The buyout of Warner Bros. by Netflix “would be a disaster,” James Cameron, the director of some of Hollywood’s highest-grossing films in history including Titanic and Avatar, said in late November on The Town, an industry-focused podcast. “Sorry Ted, but jeez. Sarandos has gone on record saying theatrical films are dead.”

On a conference call with investors Friday, Sarandos said that his company’s resistance to releasing films in cinemas was mostly tied to “the long exclusive windows, which we don’t really think are that consumer friendly.”

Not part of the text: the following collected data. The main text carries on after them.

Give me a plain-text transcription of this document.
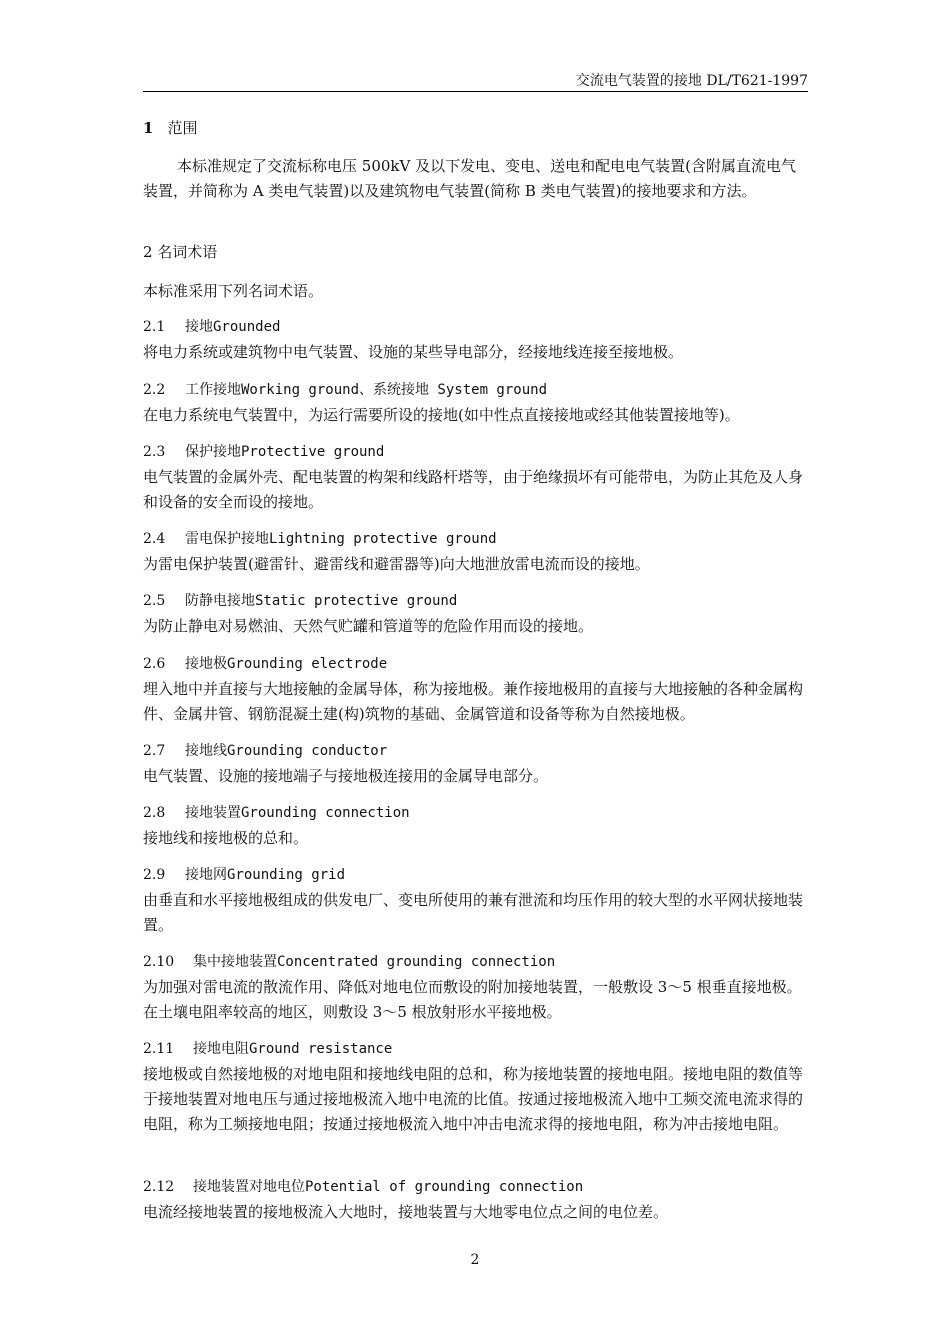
交流电气装置的接地 DL/T621-1997
1 范围
本标准规定了交流标称电压 500kV 及以下发电、变电、送电和配电电气装置(含附属直流电气装置，并简称为 A 类电气装置)以及建筑物电气装置(简称 B 类电气装置)的接地要求和方法。
2 名词术语
本标准采用下列名词术语。
2.1 接地Grounded
将电力系统或建筑物中电气装置、设施的某些导电部分，经接地线连接至接地极。
2.2 工作接地Working ground、系统接地 System ground
在电力系统电气装置中，为运行需要所设的接地(如中性点直接接地或经其他装置接地等)。
2.3 保护接地Protective ground
电气装置的金属外壳、配电装置的构架和线路杆塔等，由于绝缘损坏有可能带电，为防止其危及人身和设备的安全而设的接地。
2.4 雷电保护接地Lightning protective ground
为雷电保护装置(避雷针、避雷线和避雷器等)向大地泄放雷电流而设的接地。
2.5 防静电接地Static protective ground
为防止静电对易燃油、天然气贮罐和管道等的危险作用而设的接地。
2.6 接地极Grounding electrode
埋入地中并直接与大地接触的金属导体，称为接地极。兼作接地极用的直接与大地接触的各种金属构件、金属井管、钢筋混凝土建(构)筑物的基础、金属管道和设备等称为自然接地极。
2.7 接地线Grounding conductor
电气装置、设施的接地端子与接地极连接用的金属导电部分。
2.8 接地装置Grounding connection
接地线和接地极的总和。
2.9 接地网Grounding grid
由垂直和水平接地极组成的供发电厂、变电所使用的兼有泄流和均压作用的较大型的水平网状接地装置。
2.10 集中接地装置Concentrated grounding connection
为加强对雷电流的散流作用、降低对地电位而敷设的附加接地装置，一般敷设 3～5 根垂直接地极。在土壤电阻率较高的地区，则敷设 3～5 根放射形水平接地极。
2.11 接地电阻Ground resistance
接地极或自然接地极的对地电阻和接地线电阻的总和，称为接地装置的接地电阻。接地电阻的数值等于接地装置对地电压与通过接地极流入地中电流的比值。按通过接地极流入地中工频交流电流求得的电阻，称为工频接地电阻；按通过接地极流入地中冲击电流求得的接地电阻，称为冲击接地电阻。
2.12 接地装置对地电位Potential of grounding connection
电流经接地装置的接地极流入大地时，接地装置与大地零电位点之间的电位差。
2
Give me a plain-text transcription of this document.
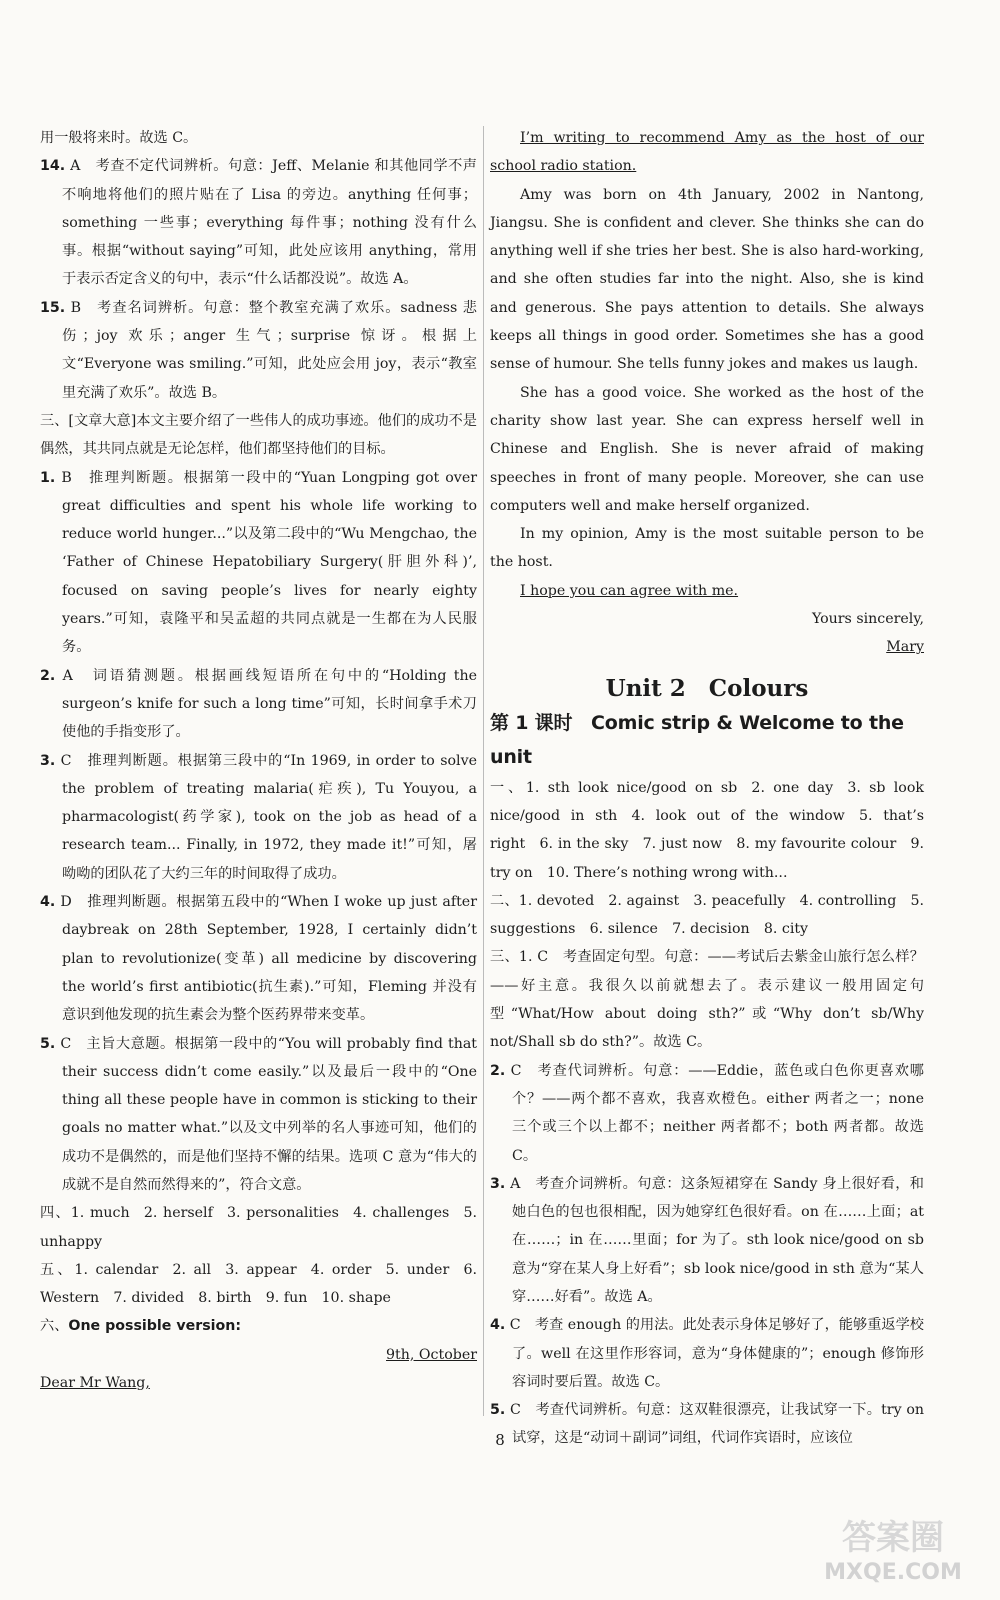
用一般将来时。故选 C。

14. A　考查不定代词辨析。句意：Jeff、Melanie 和其他同学不声不响地将他们的照片贴在了 Lisa 的旁边。anything 任何事；something 一些事；everything 每件事；nothing 没有什么事。根据“without saying”可知，此处应该用 anything，常用于表示否定含义的句中，表示“什么话都没说”。故选 A。

15. B　考查名词辨析。句意：整个教室充满了欢乐。sadness 悲伤；joy 欢乐；anger 生气；surprise 惊讶。根据上文“Everyone was smiling.”可知，此处应会用 joy，表示“教室里充满了欢乐”。故选 B。

三、[文章大意]本文主要介绍了一些伟人的成功事迹。他们的成功不是偶然，其共同点就是无论怎样，他们都坚持他们的目标。

1. B　推理判断题。根据第一段中的“Yuan Longping got over great difficulties and spent his whole life working to reduce world hunger...”以及第二段中的“Wu Mengchao, the ‘Father of Chinese Hepatobiliary Surgery(肝胆外科)’, focused on saving people’s lives for nearly eighty years.”可知，袁隆平和吴孟超的共同点就是一生都在为人民服务。

2. A　词语猜测题。根据画线短语所在句中的“Holding the surgeon’s knife for such a long time”可知，长时间拿手术刀使他的手指变形了。

3. C　推理判断题。根据第三段中的“In 1969, in order to solve the problem of treating malaria(疟疾), Tu Youyou, a pharmacologist(药学家), took on the job as head of a research team... Finally, in 1972, they made it!”可知，屠呦呦的团队花了大约三年的时间取得了成功。

4. D　推理判断题。根据第五段中的“When I woke up just after daybreak on 28th September, 1928, I certainly didn’t plan to revolutionize(变革) all medicine by discovering the world’s first antibiotic(抗生素).”可知，Fleming 并没有意识到他发现的抗生素会为整个医药界带来变革。

5. C　主旨大意题。根据第一段中的“You will probably find that their success didn’t come easily.”以及最后一段中的“One thing all these people have in common is sticking to their goals no matter what.”以及文中列举的名人事迹可知，他们的成功不是偶然的，而是他们坚持不懈的结果。选项 C 意为“伟大的成就不是自然而然得来的”，符合文意。

四、1. much  2. herself  3. personalities  4. challenges  5. unhappy 

五、1. calendar  2. all  3. appear  4. order  5. under  6. Western  7. divided  8. birth  9. fun  10. shape 

六、One possible version:

9th, October

Dear Mr Wang,

I’m writing to recommend Amy as the host of our school radio station.

Amy was born on 4th January, 2002 in Nantong, Jiangsu. She is confident and clever. She thinks she can do anything well if she tries her best. She is also hard-working, and she often studies far into the night. Also, she is kind and generous. She pays attention to details. She always keeps all things in good order. Sometimes she has a good sense of humour. She tells funny jokes and makes us laugh.

She has a good voice. She worked as the host of the charity show last year. She can express herself well in Chinese and English. She is never afraid of making speeches in front of many people. Moreover, she can use computers well and make herself organized.

In my opinion, Amy is the most suitable person to be the host.

I hope you can agree with me.

Yours sincerely,

Mary

Unit 2　Colours

第 1 课时　Comic strip & Welcome to the unit

一、1. sth look nice/good on sb  2. one day  3. sb look nice/good in sth  4. look out of the window  5. that’s right  6. in the sky  7. just now  8. my favourite colour  9. try on  10. There’s nothing wrong with... 

二、1. devoted  2. against  3. peacefully  4. controlling  5. suggestions  6. silence  7. decision  8. city 

三、1. C　考查固定句型。句意：——考试后去紫金山旅行怎么样？——好主意。我很久以前就想去了。表示建议一般用固定句型“What/How about doing sth?”或“Why don’t sb/Why not/Shall sb do sth?”。故选 C。

2. C　考查代词辨析。句意：——Eddie，蓝色或白色你更喜欢哪个？——两个都不喜欢，我喜欢橙色。either 两者之一；none 三个或三个以上都不；neither 两者都不；both 两者都。故选 C。

3. A　考查介词辨析。句意：这条短裙穿在 Sandy 身上很好看，和她白色的包也很相配，因为她穿红色很好看。on 在……上面；at 在……；in 在……里面；for 为了。sth look nice/good on sb 意为“穿在某人身上好看”；sb look nice/good in sth 意为“某人穿……好看”。故选 A。

4. C　考查 enough 的用法。此处表示身体足够好了，能够重返学校了。well 在这里作形容词，意为“身体健康的”；enough 修饰形容词时要后置。故选 C。

5. C　考查代词辨析。句意：这双鞋很漂亮，让我试穿一下。try on 试穿，这是“动词＋副词”词组，代词作宾语时，应该位

8
答案圈
MXQE.COM
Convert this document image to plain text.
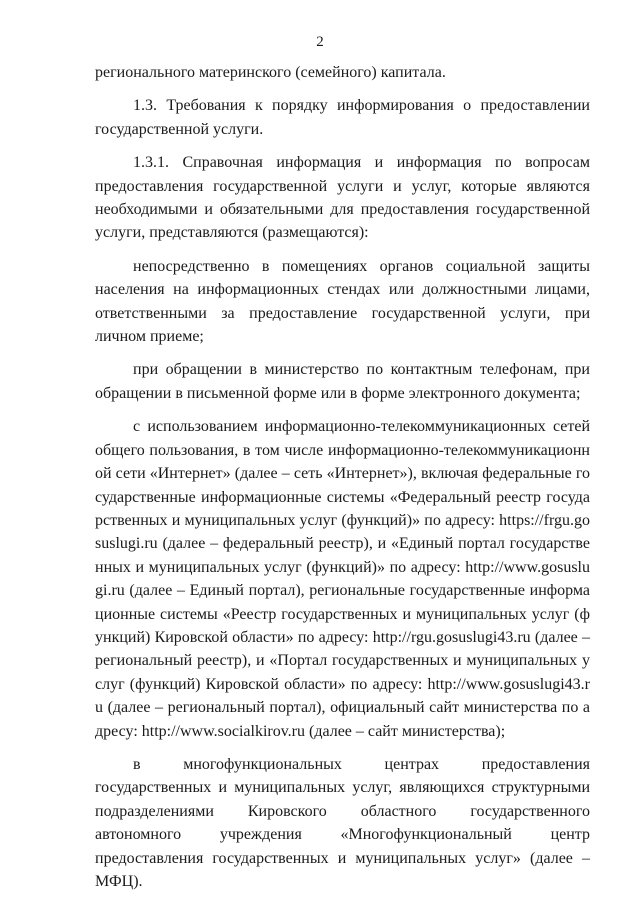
2

регионального материнского (семейного) капитала.

1.3. Требования к порядку информирования о предоставлении государственной услуги.

1.3.1. Справочная информация и информация по вопросам предоставления государственной услуги и услуг, которые являются необходимыми и обязательными для предоставления государственной услуги, представляются (размещаются):

непосредственно в помещениях органов социальной защиты населения на информационных стендах или должностными лицами, ответственными за предоставление государственной услуги, при личном приеме;

при обращении в министерство по контактным телефонам, при обращении в письменной форме или в форме электронного документа;

с использованием информационно-телекоммуникационных сетей общего пользования, в том числе информационно-телекоммуникационной сети «Интернет» (далее – сеть «Интернет»), включая федеральные государственные информационные системы «Федеральный реестр государственных и муниципальных услуг (функций)» по адресу: https://frgu.gosuslugi.ru (далее – федеральный реестр), и «Единый портал государственных и муниципальных услуг (функций)» по адресу: http://www.gosuslugi.ru (далее – Единый портал), региональные государственные информационные системы «Реестр государственных и муниципальных услуг (функций) Кировской области» по адресу: http://rgu.gosuslugi43.ru (далее – региональный реестр), и «Портал государственных и муниципальных услуг (функций) Кировской области» по адресу: http://www.gosuslugi43.ru (далее – региональный портал), официальный сайт министерства по адресу: http://www.socialkirov.ru (далее – сайт министерства);

в многофункциональных центрах предоставления государственных и муниципальных услуг, являющихся структурными подразделениями Кировского областного государственного автономного учреждения «Многофункциональный центр предоставления государственных и муниципальных услуг» (далее – МФЦ).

The company said Friday it would “maintain Warner Bros.’ current operations and build on its strengths, including theatrical releases for films.”

On the call, Sarandos reiterated that view, saying that, “right now, you should count on everything that is planned on going to the theater through Warner Bros. will continue to go to the theaters through Warner Bros.” 

Competition from online outfits like YouTube and Netflix has forced a reckoning in Hollywood, opening the door for takeovers like the Warner Bros. deal announced Friday. Media giants including Comcast Corp., parent of NBCUniversal, are unloading cable-TV networks like MS Now and USA, and steering resources into streaming. 

In an emailed note to Warner Bros. employees on Friday, Chief Executive Officer David Zaslav said the board’s decision to sell the company “reflects the realities of an industry undergoing generational change in how stories are financed, produced, distributed, and discovered.”

The Producers Guild of America said Friday its members are “rightfully concerned about Netflix’s intended acquisition of one of our industry’s most storied and meaningful studios,” while a spokesperson for the Directors Guild of America raised concerns about future pay at Warner Bros.

“We will be meeting with Netflix to outline our concerns and better understand their vision for the future of the company,” the Directors Guild said.

In September, the DGA appointed director Christopher Nolan as its president. Nolan has previously criticized Netflix’s model of releasing films exclusively online, or simultaneously in a small number of cinemas, and has said he won’t make movies for the company.

The Screen Actors Guild said Friday that the transaction “raises many serious questions about its impact on the future of the entertainment industry, and especially the human creative talent whose livelihoods and careers depend on it.”

Oscar winner Jane Fonda spoke out on Thursday before the deal was announced. 

“Consolidation at this scale would be catastrophic for an industry built on free expression, for the creative workers who power it, and for consumers who depend on a free, independent media ecosystem to understand the world,” the star of the Netflix series Grace and Frankie wrote on the Ankler industry news website.

Netflix and Warner Bros. obviously don’t see it that way. In his statement to employees, Zaslav said “the proposed combination of Warner Bros. and Netflix reflects complementary strengths, more choice and value for consumers, a stronger entertainment industry, increased opportunity for creative talent, and long-term value creation for shareholders.”